Pro-Rector Carmen Sammut noted that this year commemorates a century since a number of important historical events.  Sette Giugno is the most obvious occasion, however Sammut also noted that in February 1919, the National Assembly was also called to discuss a new constitution – a national assembly which was meant to represent all sectors of Maltese society but which was made up of only men.  She mentioned that 1919 also saw the first formal proposal for women to be given the right to vote, which was put forward by Leopoldo Vizzari De Sannazaro, and that 1919 also saw the first female graduate from the University of Malta; Tessie Camilleri and the first female medical student, Blanche Huber, to start her studies at the University.

Sammut said that important personal archives such as that of Barbara were already being lost, and warned that losing such archives could create a “collective amnesia” of the contribution of women to the country. 

She spoke of her hope that Barbara’s family’s decision to donate the former President’s documents to the University would encourage others with similar personal archives to donate them so that they may eventually be accessible to all.

Dominic Fenech, Dean of the Faculty of Arts and head of the department of history, spoke of the journey to universal suffrage in 1947 and noted that Maltese society was so conservative that in the run-up to the granting of self-government based on a constitution written mostly by Maltese, nobody had thought of the idea or need to give women the vote then. 

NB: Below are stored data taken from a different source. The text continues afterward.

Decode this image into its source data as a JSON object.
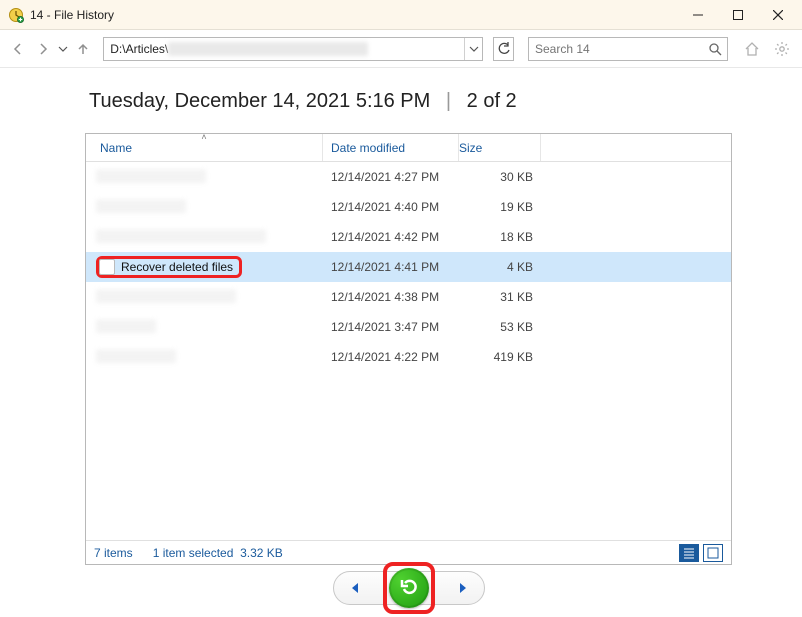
{
  "title": "14 - File History",
  "toolbar": {
    "path_visible": "D:\\Articles\\",
    "search_placeholder": "Search 14"
  },
  "heading": {
    "datetime": "Tuesday, December 14, 2021 5:16 PM",
    "position": "2 of 2"
  },
  "columns": {
    "name": "Name",
    "date": "Date modified",
    "size": "Size"
  },
  "rows": [
    {
      "name": "",
      "date": "12/14/2021 4:27 PM",
      "size": "30 KB",
      "selected": false,
      "blurred": true,
      "icon": "grey",
      "name_width": 110
    },
    {
      "name": "",
      "date": "12/14/2021 4:40 PM",
      "size": "19 KB",
      "selected": false,
      "blurred": true,
      "icon": "grey",
      "name_width": 90
    },
    {
      "name": "",
      "date": "12/14/2021 4:42 PM",
      "size": "18 KB",
      "selected": false,
      "blurred": true,
      "icon": "blue",
      "name_width": 170
    },
    {
      "name": "Recover deleted files",
      "date": "12/14/2021 4:41 PM",
      "size": "4 KB",
      "selected": true,
      "blurred": false,
      "icon": "doc",
      "name_width": 0
    },
    {
      "name": "",
      "date": "12/14/2021 4:38 PM",
      "size": "31 KB",
      "selected": false,
      "blurred": true,
      "icon": "blue",
      "name_width": 140
    },
    {
      "name": "",
      "date": "12/14/2021 3:47 PM",
      "size": "53 KB",
      "selected": false,
      "blurred": true,
      "icon": "grey",
      "name_width": 60
    },
    {
      "name": "",
      "date": "12/14/2021 4:22 PM",
      "size": "419 KB",
      "selected": false,
      "blurred": true,
      "icon": "grey",
      "name_width": 80
    }
  ],
  "status": {
    "items": "7 items",
    "selected": "1 item selected",
    "size": "3.32 KB"
  },
  "icons": {
    "back": "back-icon",
    "forward": "forward-icon",
    "up": "up-icon",
    "refresh": "refresh-icon",
    "search": "search-icon",
    "home": "home-icon",
    "gear": "gear-icon",
    "minimize": "minimize-icon",
    "maximize": "maximize-icon",
    "close": "close-icon",
    "prev": "previous-version-icon",
    "next": "next-version-icon",
    "restore": "restore-icon",
    "details_view": "details-view-icon",
    "large_view": "large-icons-view-icon"
  }
}
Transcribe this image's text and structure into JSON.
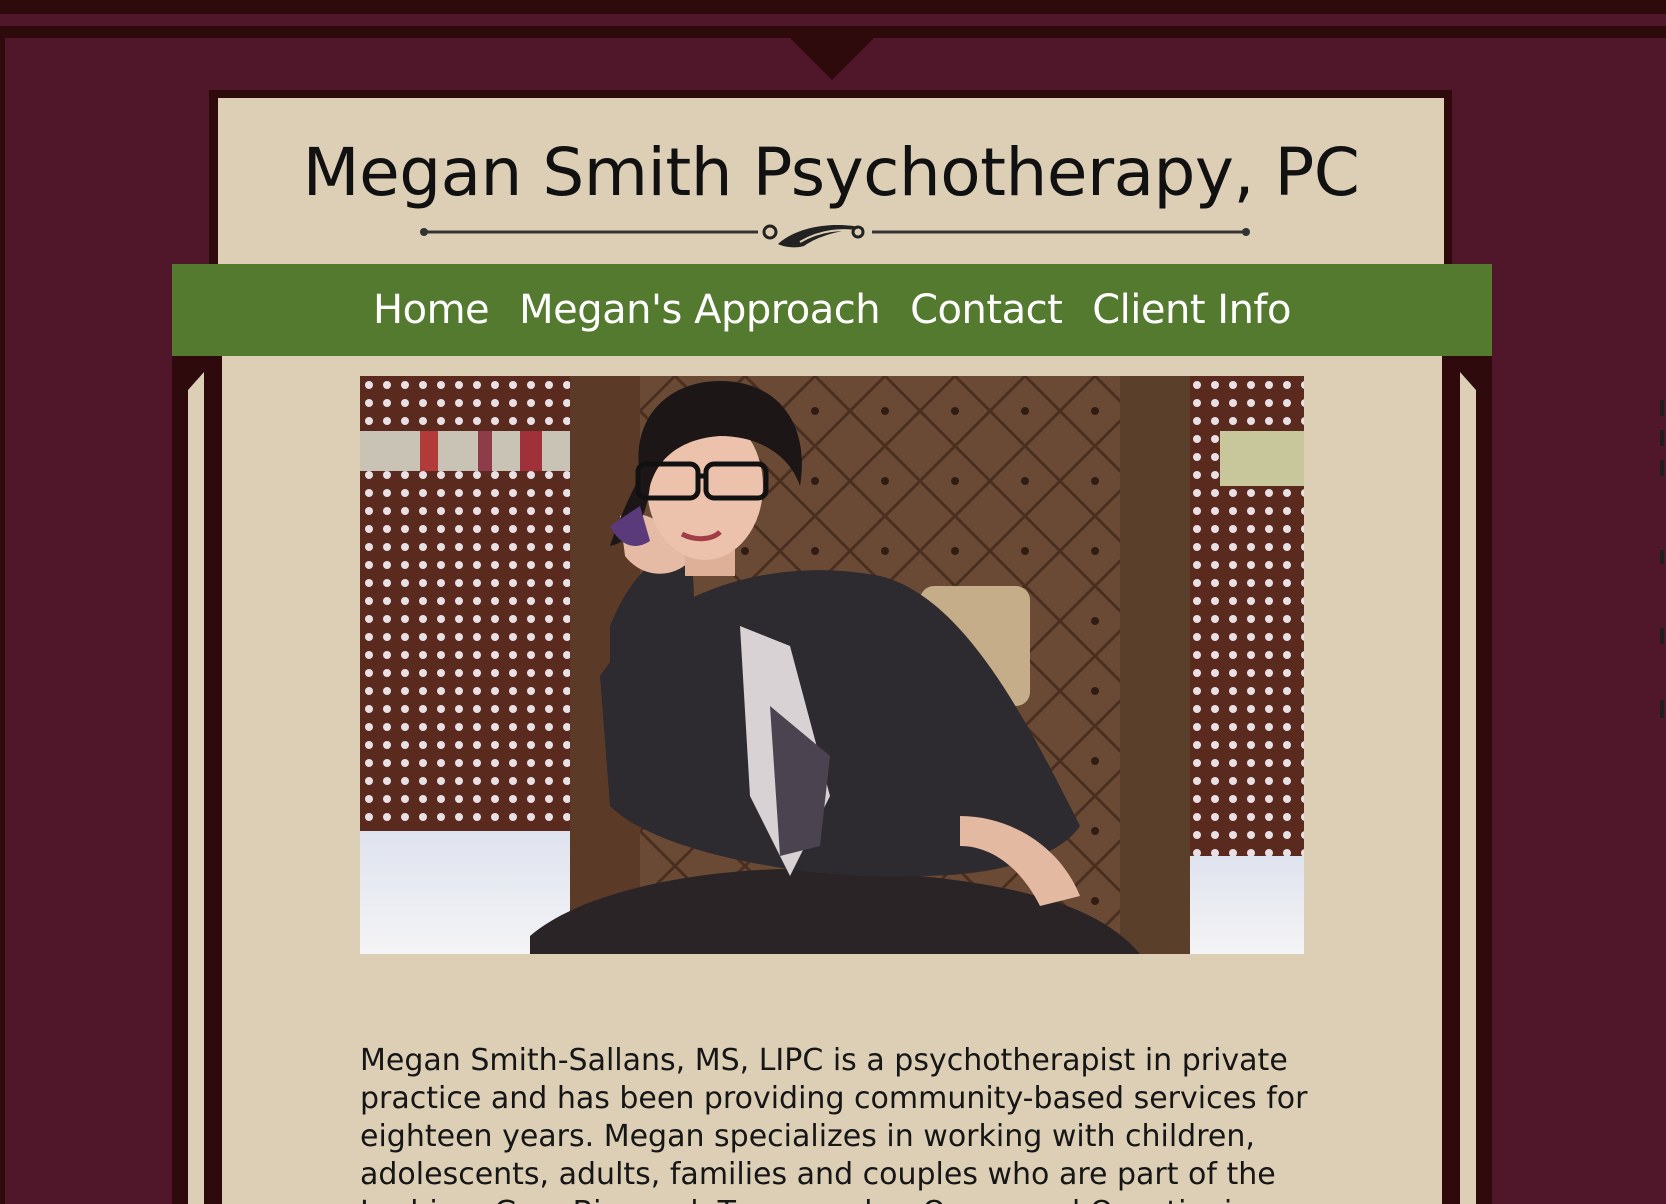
{
  "site": {
    "title": "Megan Smith Psychotherapy, PC"
  },
  "nav": {
    "items": [
      {
        "label": "Home"
      },
      {
        "label": "Megan's Approach"
      },
      {
        "label": "Contact"
      },
      {
        "label": "Client Info"
      }
    ]
  },
  "hero": {
    "photo_alt": "Megan Smith seated in a tufted armchair"
  },
  "bio": {
    "text": "Megan Smith-Sallans, MS, LIPC is a psychotherapist in private practice and has been providing community-based services for eighteen years. Megan specializes in working with children, adolescents, adults, families and couples who are part of the Lesbian, Gay, Bisexual, Transgender, Queer and Questioning"
  },
  "colors": {
    "background": "#4f1729",
    "frame": "#2e0a0d",
    "card": "#dccfb6",
    "nav": "#547a2f",
    "nav_text": "#ffffff"
  },
  "icons": {
    "ornament": "flourish-divider-icon"
  }
}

It was only in the run-up to the granting of the 1947 constitution that another national assembly was called and the newly and hurriedly set up Women of Malta Association – backed by the Labour Front and represented in the National Assembly by two women, Josephine Burns de Bono and Helene Buhagiar – proposed a motion for universal suffrage.  It passed, but not with an extraordinary majority, Fenech said before noting that many men still believed that the woman’s place was at home.

He recalled Barbara as a kind and sympathetic person who had a special love for those who had climbed up the ranks from nothing.  He recalls how she had once recounted a story of a child who eventually became a doctor in Zabbar and how she had gone as far as lending him her typewriter to aid him in his studies. 

Fenech noted that Barbara is distinguished from her female political peers from that period because of her background – she too had started from the bottom; “she probably had nobody to lend her a typewriter when she was young, and that’s probably why wanted to help those seeking to climb the ranks from scratch”, he said.

It is the third time that this exhibition is being opened, having initially been staged last March at Parliament.